The packing party was organized by USI Religious Life and other faith-based campus student organizations and worked alongside Operation Christmas Child Tuesday in the basement of the David L. Rice Library. Attendees packed shoeboxes to send as Christmas presents to children in poverty-stricken and war-torn areas.
By the end of the event, volunteers had filled 82 shoe boxes. The goal was 100.
Operation Christmas Child is a project of Samaritan’s Purse that spreads the Christian gospel by giving children shoe boxes full of gifts at Christmas time. When children receive their shoe boxes, they are told the story of Jesus and God’s love. Then, everyone opens their boxes together.
Ben Smith, event organizer, said, “We [Operation Christmas Child] want to just provide a tangible opportunity to show God’s love and our love to them.”
Afterward, the organization offers children a 12-week Bible study program to learn about Christianity if they wish to.
The shoeboxes contain school supplies, clothes, notebooks, small toys and a “wow item,” such as a soccer ball or a teddy bear.
Smith recounted a story about Eve, an 11-year-old boy from a war-torn country in Africa, who could not go to school due to a lack of pencils and received some in his shoebox.

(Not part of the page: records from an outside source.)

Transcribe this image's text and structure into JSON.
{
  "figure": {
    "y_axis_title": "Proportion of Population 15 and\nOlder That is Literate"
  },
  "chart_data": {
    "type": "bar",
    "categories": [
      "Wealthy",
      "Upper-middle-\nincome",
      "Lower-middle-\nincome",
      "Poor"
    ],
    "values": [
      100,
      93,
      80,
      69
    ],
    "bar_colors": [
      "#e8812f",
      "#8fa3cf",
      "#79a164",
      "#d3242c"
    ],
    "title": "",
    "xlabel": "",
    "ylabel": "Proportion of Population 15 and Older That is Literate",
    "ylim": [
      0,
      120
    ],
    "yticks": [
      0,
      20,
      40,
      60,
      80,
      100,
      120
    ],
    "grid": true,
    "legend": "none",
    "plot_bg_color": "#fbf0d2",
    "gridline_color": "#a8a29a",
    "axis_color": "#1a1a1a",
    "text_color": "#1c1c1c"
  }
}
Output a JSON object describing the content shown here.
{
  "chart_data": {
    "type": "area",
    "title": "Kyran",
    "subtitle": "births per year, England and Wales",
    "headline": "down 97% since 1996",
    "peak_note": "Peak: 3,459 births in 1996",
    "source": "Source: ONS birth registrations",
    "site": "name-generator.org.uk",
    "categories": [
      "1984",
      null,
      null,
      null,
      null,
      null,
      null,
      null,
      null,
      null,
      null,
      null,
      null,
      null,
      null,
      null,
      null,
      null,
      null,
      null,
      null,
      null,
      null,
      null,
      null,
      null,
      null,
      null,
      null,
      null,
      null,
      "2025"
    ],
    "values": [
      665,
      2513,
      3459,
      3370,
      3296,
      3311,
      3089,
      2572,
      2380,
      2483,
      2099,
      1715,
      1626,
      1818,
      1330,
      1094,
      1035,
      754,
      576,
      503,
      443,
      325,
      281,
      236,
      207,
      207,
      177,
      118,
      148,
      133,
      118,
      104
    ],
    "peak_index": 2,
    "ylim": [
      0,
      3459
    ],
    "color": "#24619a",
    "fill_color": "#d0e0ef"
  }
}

He said when Eve’s classmates asked him where he got the pencils, he said, ‘From people in the United States who loved him and packed a shoebox just for him.’
“That brought him a lot of joy and a lot of excitement,” Smith said.
In addition to supplying children with gifts internationally, the organization helps children in the United States.
According to Samaritan’s Purse, parents use the project to teach their kids about giving.
Samaritianspurse.org has an option to build a box online.